Multiple sclerosis is a severely debilitating autoimmune disease caused by the degeneration and disruption of the myelin sheaths that surround axons of the brain and spinal cord. Myelin loss is associated to neural inflammation, axonal loss, and formation of scar tissue in the white matter, leading to a wide spectrum of neurological symptoms, including fatigue, spasticity, functional loss, and pain. The estimated worldwide number of people with multiple sclerosis has increased to 2.8 million in 2020 with a global prevalence of about 36 per 100,000 people. In most cases, the diagnosis occurs between 20 and 50 years of age, and the most common symptoms include fatigue, visual disturbances, numbness and tingling, muscle spasms, stiffness and weakness, mobility problems, pain, and problems with thinking, learning, and planning. Treatments for MS mainly target the management of symptoms and attempt to interrupt the damage to myelin sheets, and include anti-inflammatory or immuno-modulatory drugs that, given the chronic nature of the disease, expose the patient to serious side effects, with significant impact on their quality of life. Clinical patterns of appearance and progression of symptoms significantly vary, and about 10-15% of patients experience the primary progressive form of multiple sclerosis. In these patients, the direct administration of PD-L1-expressing hematopoietic stem and progenitor cells into the central nervous system may dampen the autoimmune mechanism at the basis of myelin disruption, inducing a significant clinical benefit.
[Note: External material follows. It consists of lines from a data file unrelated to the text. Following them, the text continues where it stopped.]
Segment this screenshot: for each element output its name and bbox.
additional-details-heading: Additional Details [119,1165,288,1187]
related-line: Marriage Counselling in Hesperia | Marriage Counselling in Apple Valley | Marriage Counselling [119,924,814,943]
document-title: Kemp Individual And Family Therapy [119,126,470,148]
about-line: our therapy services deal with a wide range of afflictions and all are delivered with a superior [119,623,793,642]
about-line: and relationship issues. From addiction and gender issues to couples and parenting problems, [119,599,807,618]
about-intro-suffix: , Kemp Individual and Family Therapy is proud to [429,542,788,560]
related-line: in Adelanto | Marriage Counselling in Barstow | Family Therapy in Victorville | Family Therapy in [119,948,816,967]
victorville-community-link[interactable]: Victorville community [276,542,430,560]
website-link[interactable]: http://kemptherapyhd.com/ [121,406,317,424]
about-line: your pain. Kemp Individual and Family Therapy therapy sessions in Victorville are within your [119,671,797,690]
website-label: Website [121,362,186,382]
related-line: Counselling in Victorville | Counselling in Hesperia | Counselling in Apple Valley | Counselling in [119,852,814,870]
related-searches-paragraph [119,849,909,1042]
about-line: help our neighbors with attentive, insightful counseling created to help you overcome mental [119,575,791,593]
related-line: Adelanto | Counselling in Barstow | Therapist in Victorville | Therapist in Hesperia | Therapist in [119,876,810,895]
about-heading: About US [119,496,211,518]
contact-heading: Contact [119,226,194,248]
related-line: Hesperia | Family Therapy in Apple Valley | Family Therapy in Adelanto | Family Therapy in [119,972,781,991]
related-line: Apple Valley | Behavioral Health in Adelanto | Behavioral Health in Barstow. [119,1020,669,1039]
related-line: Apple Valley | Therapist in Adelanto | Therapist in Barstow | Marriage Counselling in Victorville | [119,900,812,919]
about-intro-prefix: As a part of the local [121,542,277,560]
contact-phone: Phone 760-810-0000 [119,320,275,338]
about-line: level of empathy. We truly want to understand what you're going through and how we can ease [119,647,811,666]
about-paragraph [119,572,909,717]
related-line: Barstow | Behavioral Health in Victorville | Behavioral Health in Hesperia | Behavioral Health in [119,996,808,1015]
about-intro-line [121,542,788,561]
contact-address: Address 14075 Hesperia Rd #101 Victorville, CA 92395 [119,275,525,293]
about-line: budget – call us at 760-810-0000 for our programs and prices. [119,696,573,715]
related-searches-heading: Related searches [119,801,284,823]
Novel tumour-specific antigens to target liquid tumours
Altheia Science has developed a novel immunotherapy approach based on chimeric antigen receptor (CAR)-T cell technology using autologous cells for the treatment of myeloid disorders. This is achieved through the identification, via an innovative in silico discovery strategy, of new antigenic determinants specifically expressed on tumor cells that serve as tumor antigens. The approach involves engineering the patient’s T cells to express a specific CAR capable of selectively recognizing and eliminating tumor cells. Most importantly, the antigen expression is restricted to leukemic cells, sparing healthy cells and tissues, thus predicting a highly safe profile. Through an extensive preclinical program, Altheia Science has generated solid safety and efficacy data in animal disease models and patient-specific animal models, where the selected CAR-T cell constructs induce a significant increase in survival, along with rapid elimination of leukemic cells in the absence of in vitro and in vivo hematopoietic toxicity. The first clinical indication of this program is acute myeloid leukemia, a severe liquid tumour with highly unmet clinical need affecting children and adults.